Sir Alexander Munro of Bearcrofts was a Scottish soldier and politician of the 17th century.

The Munro of Milntown family descends from John Munro, 1st of Milntown, the second son of Hugh Munro, 9th Baron of Foulis (d. 1425). Three generations after John Munro, 1st of Milntown, is George Munro, 4th of Milntown, who became one of the most prominent ministers in the Reformed Church in the north of Scotland. His third son, also called George, 1st of Pitlunde, followed in his footsteps. This George's second eldest son was Alexander Munro, 1st of Bearcrofts.

Alexander took up the army as his profession and served for some time as a Major in an infantry regiment in Ireland. He was knighted for his distinguished services in the army and was appointed Commissioner of Stirling. Alexander fought for King Charles II at the Battle of Worcester (3 September 1651). He survived the battle and was not captured, afterward he took to the study of the law.

In 1657 he bought a small Stirlingshire property called Bearcrofts, which lies on the flat southern shore of the Firth of Forth near Grangemouth. In 1660 he was appointed Commissary of Stirlingshire, that is to say, judge of the local court, representing the old ecclesiastical court, with jurisdiction in questions of marriage, divorce, affiliation and testaments. Two years later he passed advocate of the Scottish bar, and in 1669 he was nominated one of the six clerks in the Court of Session, the supreme court in Scotland.
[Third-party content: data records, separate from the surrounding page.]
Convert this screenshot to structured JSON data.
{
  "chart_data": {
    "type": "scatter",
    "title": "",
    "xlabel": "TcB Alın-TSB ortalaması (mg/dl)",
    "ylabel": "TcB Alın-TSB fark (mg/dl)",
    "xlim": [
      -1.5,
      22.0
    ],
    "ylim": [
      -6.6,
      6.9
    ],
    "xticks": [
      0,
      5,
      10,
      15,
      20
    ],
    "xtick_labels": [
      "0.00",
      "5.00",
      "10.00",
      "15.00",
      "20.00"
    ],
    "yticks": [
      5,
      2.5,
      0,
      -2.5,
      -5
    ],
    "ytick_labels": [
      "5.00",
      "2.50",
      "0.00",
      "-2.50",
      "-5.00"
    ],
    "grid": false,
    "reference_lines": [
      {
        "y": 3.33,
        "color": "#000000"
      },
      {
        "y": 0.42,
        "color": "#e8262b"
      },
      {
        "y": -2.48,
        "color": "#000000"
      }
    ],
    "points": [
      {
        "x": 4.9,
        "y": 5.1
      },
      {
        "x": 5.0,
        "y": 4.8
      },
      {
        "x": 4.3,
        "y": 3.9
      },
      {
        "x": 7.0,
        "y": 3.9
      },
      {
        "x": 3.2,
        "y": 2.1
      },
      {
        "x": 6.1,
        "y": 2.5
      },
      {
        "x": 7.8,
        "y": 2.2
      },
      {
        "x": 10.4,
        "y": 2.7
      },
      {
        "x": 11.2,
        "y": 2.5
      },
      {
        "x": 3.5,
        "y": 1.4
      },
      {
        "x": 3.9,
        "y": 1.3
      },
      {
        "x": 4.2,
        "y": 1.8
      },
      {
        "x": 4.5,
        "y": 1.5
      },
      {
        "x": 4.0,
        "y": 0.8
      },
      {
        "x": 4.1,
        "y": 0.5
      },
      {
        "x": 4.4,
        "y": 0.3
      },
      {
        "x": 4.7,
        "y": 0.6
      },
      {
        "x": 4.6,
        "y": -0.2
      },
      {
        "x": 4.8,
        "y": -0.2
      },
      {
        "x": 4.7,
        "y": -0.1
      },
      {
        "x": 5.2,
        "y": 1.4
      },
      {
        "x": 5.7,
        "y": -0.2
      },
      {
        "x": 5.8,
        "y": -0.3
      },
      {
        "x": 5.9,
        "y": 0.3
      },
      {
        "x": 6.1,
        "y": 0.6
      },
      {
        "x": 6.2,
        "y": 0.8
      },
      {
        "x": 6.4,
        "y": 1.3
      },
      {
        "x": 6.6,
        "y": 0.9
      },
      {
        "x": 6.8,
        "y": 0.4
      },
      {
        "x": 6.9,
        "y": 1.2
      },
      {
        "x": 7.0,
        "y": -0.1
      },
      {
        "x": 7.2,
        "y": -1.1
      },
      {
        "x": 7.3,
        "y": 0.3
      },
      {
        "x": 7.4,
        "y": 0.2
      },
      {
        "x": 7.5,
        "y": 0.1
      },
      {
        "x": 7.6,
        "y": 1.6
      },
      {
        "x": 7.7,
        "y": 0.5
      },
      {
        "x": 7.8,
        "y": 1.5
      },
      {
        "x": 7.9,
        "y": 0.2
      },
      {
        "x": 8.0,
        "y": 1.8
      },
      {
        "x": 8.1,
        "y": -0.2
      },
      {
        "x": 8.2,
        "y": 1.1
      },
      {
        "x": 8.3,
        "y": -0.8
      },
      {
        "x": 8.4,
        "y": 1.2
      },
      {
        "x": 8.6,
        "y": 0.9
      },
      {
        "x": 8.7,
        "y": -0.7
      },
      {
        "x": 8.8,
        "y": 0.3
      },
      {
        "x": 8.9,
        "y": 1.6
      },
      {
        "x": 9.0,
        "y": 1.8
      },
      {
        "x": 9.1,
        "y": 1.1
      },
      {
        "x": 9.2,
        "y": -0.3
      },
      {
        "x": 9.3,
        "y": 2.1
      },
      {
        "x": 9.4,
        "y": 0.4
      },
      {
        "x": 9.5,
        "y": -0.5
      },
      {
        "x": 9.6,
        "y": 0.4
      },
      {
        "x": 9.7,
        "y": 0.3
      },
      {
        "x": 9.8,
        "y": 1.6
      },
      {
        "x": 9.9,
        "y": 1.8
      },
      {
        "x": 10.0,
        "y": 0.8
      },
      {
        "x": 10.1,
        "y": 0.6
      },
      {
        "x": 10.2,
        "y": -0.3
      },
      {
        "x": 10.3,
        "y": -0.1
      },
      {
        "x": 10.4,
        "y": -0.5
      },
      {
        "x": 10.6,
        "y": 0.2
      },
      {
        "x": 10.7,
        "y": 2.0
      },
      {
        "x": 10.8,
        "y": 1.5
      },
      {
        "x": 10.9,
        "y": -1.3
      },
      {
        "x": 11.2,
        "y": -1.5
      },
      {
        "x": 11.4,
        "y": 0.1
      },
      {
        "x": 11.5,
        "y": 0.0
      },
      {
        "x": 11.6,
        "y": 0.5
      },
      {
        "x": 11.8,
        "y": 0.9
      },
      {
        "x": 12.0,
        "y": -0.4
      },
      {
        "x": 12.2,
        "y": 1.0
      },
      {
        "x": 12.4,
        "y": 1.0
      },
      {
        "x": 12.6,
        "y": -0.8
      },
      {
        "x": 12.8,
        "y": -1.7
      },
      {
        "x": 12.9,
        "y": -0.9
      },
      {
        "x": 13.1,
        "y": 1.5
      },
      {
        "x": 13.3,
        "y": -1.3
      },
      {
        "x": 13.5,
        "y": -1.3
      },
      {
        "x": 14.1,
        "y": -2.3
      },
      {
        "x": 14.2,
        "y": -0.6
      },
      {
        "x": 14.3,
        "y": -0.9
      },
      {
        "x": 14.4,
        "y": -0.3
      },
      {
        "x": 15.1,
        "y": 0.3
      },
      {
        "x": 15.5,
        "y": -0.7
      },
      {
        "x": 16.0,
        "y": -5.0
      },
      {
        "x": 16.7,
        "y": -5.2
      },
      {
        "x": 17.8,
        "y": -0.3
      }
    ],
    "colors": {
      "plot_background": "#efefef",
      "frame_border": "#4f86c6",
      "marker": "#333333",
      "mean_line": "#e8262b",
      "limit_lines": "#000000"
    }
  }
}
In June 1676, when the staff of clerks was reduced to three, he lost his place, and attributing this result to the machinations of the Duke of Lauderdale he joined the malcontent Presbyterian party.

In the spring of 1683 he and several sympathizers went to London, ostensibly to arrange for a Scots colony to the Carolinas, but really to help the Earl of Shaftesbury in a great Whig plot to overthrow the King and Government and to exclude the Catholic Duke of York from succession to the throne.

An inner circle of conspirators, including nine of the Scotsmen except Robert Ferguson, had a scheme to waylay and murder the King and the Duke of York at the Rye House while on their way from Newmarket to London. In June 1683 the Government discovered both plots, and Commissary Munro, among many others, was arrested. After a Preliminary examination by the Privy Council he and a dozen other Scotsmen were sent to Edinburgh for trial and ware imprisoned in the Tolbooth in solitary confinement for ten months. The authorities raised prosecutions against twenty- three conspirators, all but three being fugitives, and in order to get evidence they decided to apply torture to some of the prisoners. Munro was threatened with the "boots," and gave evidence which was used at several of the trials. His weakness "did so discompose and confound him, to discover others, that he desperately offered money to the keeper of the Tolbuith's man to run him throw (sic) with his sword."